Oskar Schell is an extremely gifted and eccentric nine year old who lost his father on September 11th. He almost seems an impossible character-one who is able to understand not only difficult intellectual concepts, but difficult emotional ones. He is searching New York City to find the lock which his key will open (a mysterious key he found in his father's closet in an envelope lableled "Black"). He ultimately believes that finding out the meaning of this key will help him to find out more about his father's death. I think he is also searching for a reason to hold on to his father's death-something he doesn't want to let go of-and searching in people for a reason why bad things happen to good people. He seems to have an obsession with everything in the world that makes people sad or hurt, and he carries that weight around.

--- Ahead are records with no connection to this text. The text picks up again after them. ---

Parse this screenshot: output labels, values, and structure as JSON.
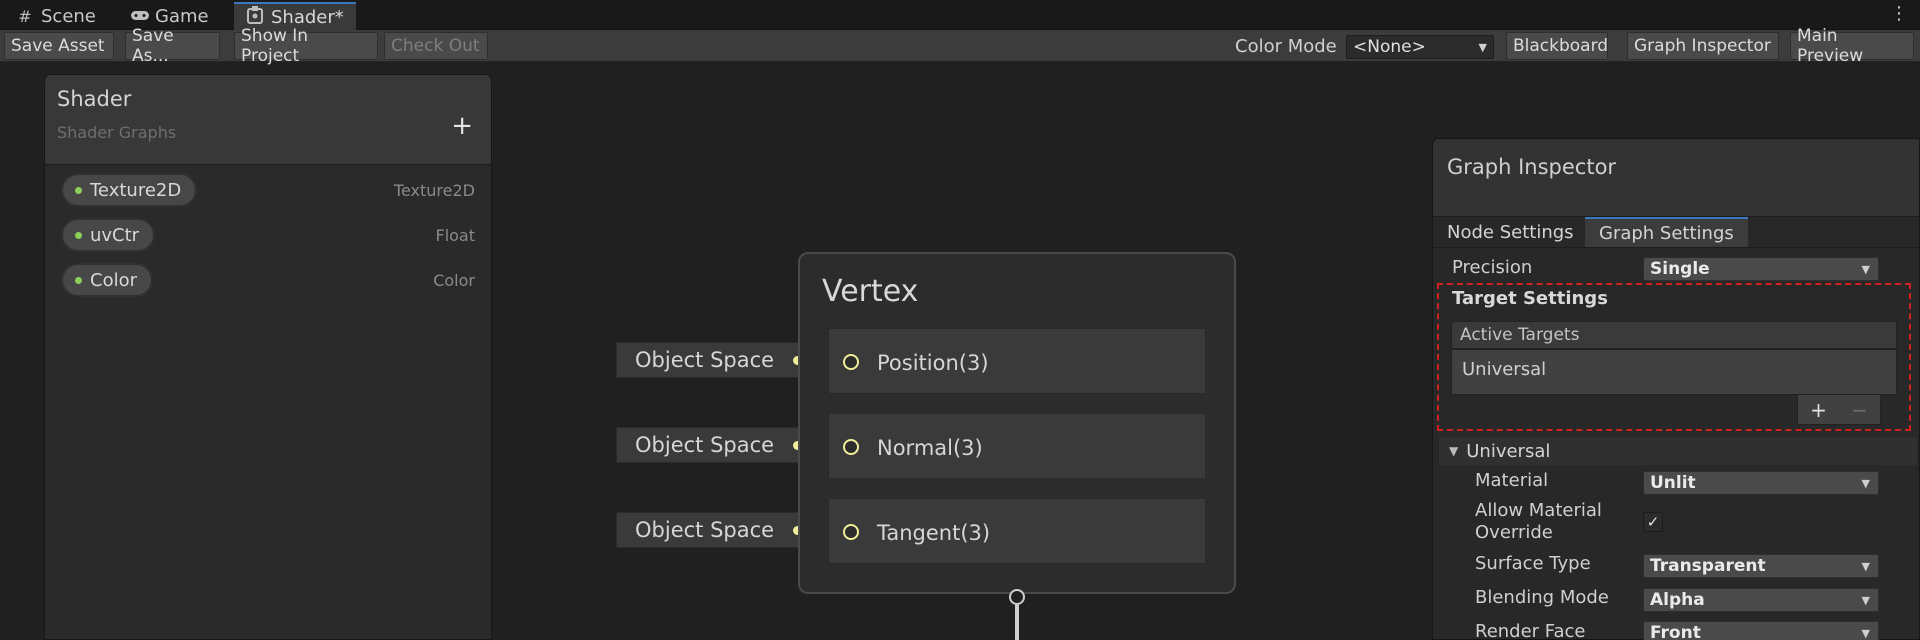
{
  "tabs": [
    {
      "label": "Scene",
      "icon": "hash-icon"
    },
    {
      "label": "Game",
      "icon": "gamepad-icon"
    },
    {
      "label": "Shader*",
      "icon": "shader-icon"
    }
  ],
  "toolbar": {
    "save_asset": "Save Asset",
    "save_as": "Save As...",
    "show_in_project": "Show In Project",
    "check_out": "Check Out",
    "color_mode_label": "Color Mode",
    "color_mode_value": "<None>",
    "blackboard": "Blackboard",
    "graph_inspector": "Graph Inspector",
    "main_preview": "Main Preview"
  },
  "blackboard": {
    "title": "Shader",
    "subtitle": "Shader Graphs",
    "properties": [
      {
        "name": "Texture2D",
        "type": "Texture2D"
      },
      {
        "name": "uvCtr",
        "type": "Float"
      },
      {
        "name": "Color",
        "type": "Color"
      }
    ]
  },
  "vertex_node": {
    "title": "Vertex",
    "slots": [
      {
        "label": "Position(3)",
        "input": "Object Space"
      },
      {
        "label": "Normal(3)",
        "input": "Object Space"
      },
      {
        "label": "Tangent(3)",
        "input": "Object Space"
      }
    ]
  },
  "inspector": {
    "title": "Graph Inspector",
    "tab_node": "Node Settings",
    "tab_graph": "Graph Settings",
    "precision_label": "Precision",
    "precision_value": "Single",
    "target_settings": "Target Settings",
    "active_targets": "Active Targets",
    "target_item": "Universal",
    "universal_section": "Universal",
    "material_label": "Material",
    "material_value": "Unlit",
    "allow_override_label_1": "Allow Material",
    "allow_override_label_2": "Override",
    "allow_override_checked": true,
    "surface_type_label": "Surface Type",
    "surface_type_value": "Transparent",
    "blending_mode_label": "Blending Mode",
    "blending_mode_value": "Alpha",
    "render_face_label": "Render Face",
    "render_face_value": "Front"
  },
  "colors": {
    "accent_tab": "#3a79bb",
    "port_wire": "#f1ee9b",
    "property_dot": "#8cd05c",
    "highlight_box": "#d02020"
  }
}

I don't believe that a blank page is an image, but this is my absolute favorite part of the book where Foer uses an interesting method to illustrate the story. When Oskar's grandfather is telling us about how he begins to read his wife's life story he says he picks up the pages but "this is all I saw" and then we turn the pages only to see blank ones. I think the fact that we are expecting at least something, one word, one picture, one letter, but we see nothing is incrediblely moving. And then the grandfather wants to cry but he can't, he wants to be drowned in the room with "two thousand white pages." We can see the nothingness and emptiness the grandmother feels, even though she meant to write something, but couldn't see that she wasn't.